Im Moment kommen die Thermoregulationsmodelle der menschlichen Hand und des Fußes sowie die thermische Gliederpuppe Charlene in verschiedenen Forschungsprojekten zum Einsatz. Künftig können aber auch Hersteller, Handel und Beschaffungsorganisationen die Atmungsaktivität und Wärmeisolation von Hand- und Fußbekleidung mit sehr viel realistischeren Szenarien untersuchen lassen, als es mit dem Hohensteiner Hautmodell alleine möglich ist.
Mit Hilfe der an den Hohenstein Instituten entwickelten thermischen Gliederpuppe Charlene lässt sich der Schlafkomfort von Kinder-Bettwaren unter Berücksichtigung der physiologischen Besonderheiten von Kindern beurteilen und optimieren. Dazu wird bei Charlene, ebenso wie bei ihrem erwachsenen Pendant Charlie 4, die Wärmeproduktion des menschlichen Körpers mit Hilfe eines Computer gesteuerten Heizsystems nachgestellt. Mit einem Gewicht von 20 kg auf 92 cm Körperhöhe kann Charlene aber deutlich weniger Körperwärme erzeugen, als der rund 75 kg schwere und 175 cm große Charlie 4 - ganz so, wie es auch bei ihren menschlichen Vorbildern der Fall ist. Um unter einer Bettdecke trotzdem eine angenehme Temperatur zu halten, muss deren Wärmeisolation entsprechend höher sein.
Hinzu kommt, dass bei Kindern die Fähigkeit zur Thermoregulation noch nicht voll ausgebildet ist - der Körper reagiert deshalb nicht oder nur verzögert auf sich verändernde Umgebungstemperaturen.
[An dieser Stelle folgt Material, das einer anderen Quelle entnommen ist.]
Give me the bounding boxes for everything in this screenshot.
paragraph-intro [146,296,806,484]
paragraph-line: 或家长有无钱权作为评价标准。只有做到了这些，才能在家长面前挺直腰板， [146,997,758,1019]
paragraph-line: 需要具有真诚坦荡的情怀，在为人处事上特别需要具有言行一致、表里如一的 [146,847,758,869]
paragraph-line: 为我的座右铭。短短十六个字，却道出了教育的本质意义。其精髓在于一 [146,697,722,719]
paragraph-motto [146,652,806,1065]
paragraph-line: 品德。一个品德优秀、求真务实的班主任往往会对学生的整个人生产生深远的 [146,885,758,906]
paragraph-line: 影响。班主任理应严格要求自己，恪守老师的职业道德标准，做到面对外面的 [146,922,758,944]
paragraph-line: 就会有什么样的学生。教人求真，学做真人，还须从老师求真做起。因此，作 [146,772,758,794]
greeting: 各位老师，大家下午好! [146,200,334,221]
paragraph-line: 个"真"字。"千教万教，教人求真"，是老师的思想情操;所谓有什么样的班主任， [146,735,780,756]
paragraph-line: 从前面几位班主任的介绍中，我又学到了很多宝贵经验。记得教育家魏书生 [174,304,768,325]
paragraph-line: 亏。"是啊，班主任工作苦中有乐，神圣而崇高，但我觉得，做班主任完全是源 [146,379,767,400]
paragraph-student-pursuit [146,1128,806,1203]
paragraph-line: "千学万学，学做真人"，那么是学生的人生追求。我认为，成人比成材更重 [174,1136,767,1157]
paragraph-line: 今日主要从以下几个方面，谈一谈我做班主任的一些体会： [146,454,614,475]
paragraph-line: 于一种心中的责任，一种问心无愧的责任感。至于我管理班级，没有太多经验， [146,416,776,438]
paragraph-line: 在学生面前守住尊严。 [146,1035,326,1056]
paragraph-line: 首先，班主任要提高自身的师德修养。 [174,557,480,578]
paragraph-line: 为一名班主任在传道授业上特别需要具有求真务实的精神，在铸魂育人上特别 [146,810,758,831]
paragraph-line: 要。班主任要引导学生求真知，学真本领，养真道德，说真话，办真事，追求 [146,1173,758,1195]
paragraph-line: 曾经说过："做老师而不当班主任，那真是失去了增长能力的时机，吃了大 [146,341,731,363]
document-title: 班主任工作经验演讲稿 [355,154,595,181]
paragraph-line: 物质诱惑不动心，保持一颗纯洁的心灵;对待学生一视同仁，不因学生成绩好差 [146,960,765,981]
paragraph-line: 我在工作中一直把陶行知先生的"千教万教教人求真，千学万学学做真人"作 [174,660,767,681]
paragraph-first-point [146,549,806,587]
Außerdem sind noch nicht alle Schweißdrüsen aktiv. Somit ist die Gefahr des Auskühlens, aber auch der Überhitzung des Körpers ungleich höher als beim erwachsenen Menschen. Charlene besteht anders als Charlie 4 nicht aus Kupfer, sondern aus Kunststoff. Über ein Computer gesteuertes Heizsystem lässt sich die Wärmeproduktion für sechs verschiedene Körpersektionen getrennt voneinander regeln. Dabei gilt: Je mehr Wärme an einer Körperregion abgegeben wird, d. h. je mehr Energie dort zugeführt werden muss, um die angestrebte Hauttemperatur zu halten, desto schlechter ist dort die Wärmeisolation der Bettdecke.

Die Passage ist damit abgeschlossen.